Altrettanto bene non finirà invece al generale Landi. Vi ricordate delle fede di credito di 14mila ducati quale prezzo della sua arrendevolezza a Calatafimi?
Ebbene nel marzo del 1861 quando si presenterà presso la sede del banco di Napoli per esigere il prezzo del”malaffare”, dai funzionari del banco si sentirà dire che quella fede di credito era taroccata.
Il suo valore non era di 14mila ducati ma bensì di 14 ducati a cui erano stati aggiunti truffaldinamente tre zeri. Ai dirigenti, che gli aprivano sconsolatamente le braccia, confesserà con rabbia di averla avuta personalmente da Garibaldi.

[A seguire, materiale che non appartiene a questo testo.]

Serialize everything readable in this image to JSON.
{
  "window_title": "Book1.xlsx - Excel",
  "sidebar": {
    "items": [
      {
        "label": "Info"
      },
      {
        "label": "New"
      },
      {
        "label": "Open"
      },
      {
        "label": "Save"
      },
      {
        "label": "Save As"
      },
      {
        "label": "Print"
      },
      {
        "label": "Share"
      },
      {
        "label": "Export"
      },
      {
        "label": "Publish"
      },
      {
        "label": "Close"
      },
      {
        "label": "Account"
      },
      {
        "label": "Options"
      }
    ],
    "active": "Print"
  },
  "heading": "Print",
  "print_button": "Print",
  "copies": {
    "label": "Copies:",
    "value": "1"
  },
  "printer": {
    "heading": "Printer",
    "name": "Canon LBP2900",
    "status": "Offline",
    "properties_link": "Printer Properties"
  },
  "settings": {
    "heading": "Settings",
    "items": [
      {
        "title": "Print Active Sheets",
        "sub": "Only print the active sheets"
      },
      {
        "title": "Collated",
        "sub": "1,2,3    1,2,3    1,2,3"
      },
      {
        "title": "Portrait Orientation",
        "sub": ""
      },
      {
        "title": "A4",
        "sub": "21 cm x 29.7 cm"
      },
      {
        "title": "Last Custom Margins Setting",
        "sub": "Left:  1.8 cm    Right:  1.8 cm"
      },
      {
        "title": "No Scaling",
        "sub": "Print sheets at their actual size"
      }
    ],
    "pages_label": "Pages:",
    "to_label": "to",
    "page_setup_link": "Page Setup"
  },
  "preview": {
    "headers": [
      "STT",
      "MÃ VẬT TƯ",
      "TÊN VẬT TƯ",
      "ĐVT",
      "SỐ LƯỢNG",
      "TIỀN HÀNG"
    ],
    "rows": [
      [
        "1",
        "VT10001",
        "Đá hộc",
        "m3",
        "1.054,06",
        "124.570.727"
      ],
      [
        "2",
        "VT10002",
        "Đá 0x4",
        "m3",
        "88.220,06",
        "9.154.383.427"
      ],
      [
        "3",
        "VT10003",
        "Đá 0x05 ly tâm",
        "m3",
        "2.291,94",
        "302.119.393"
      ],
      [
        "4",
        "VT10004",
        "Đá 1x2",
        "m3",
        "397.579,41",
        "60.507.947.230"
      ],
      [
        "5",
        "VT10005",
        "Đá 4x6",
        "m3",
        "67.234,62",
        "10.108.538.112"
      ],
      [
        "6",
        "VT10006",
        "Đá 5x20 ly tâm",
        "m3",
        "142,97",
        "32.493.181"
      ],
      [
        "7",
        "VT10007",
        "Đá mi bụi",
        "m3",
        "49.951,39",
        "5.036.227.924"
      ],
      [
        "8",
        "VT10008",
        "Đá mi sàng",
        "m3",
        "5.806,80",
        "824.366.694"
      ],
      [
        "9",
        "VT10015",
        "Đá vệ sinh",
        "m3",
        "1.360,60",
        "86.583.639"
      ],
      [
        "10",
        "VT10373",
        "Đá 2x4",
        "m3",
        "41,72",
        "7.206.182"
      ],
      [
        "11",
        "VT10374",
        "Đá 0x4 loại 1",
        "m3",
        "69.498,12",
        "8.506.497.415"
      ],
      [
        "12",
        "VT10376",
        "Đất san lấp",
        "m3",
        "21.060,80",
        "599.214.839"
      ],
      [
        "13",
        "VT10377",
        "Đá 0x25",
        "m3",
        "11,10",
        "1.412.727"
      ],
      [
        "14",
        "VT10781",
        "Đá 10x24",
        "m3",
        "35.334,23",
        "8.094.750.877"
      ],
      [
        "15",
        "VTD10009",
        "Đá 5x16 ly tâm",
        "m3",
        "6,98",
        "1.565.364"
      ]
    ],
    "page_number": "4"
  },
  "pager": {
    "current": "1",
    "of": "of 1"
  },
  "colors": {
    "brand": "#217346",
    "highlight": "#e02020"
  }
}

Corrotto e truffato dunque, Landi, precedentemente degradato e posto in pensione, morirà per il dispiacere poco tempo dopo.
Saccheggi, spoliazioni, tradimenti corruzioni, truffe da Garibaldi ai Savoia questi gli ingredienti che caratterizzarono la conquista del Sud e portarono a una mal metabolizzata “Unità d’Italia”. Oggi, a distanza di 150 anni da quegli avvenimenti, nulla è cambiato.
Con queste premesse del resto cos’altro potevano pretendere gli italiani e le popolazioni meridionali che di questa mala Unità ne pagarono e ne continuano a pagare le drammatiche e costose conseguenze.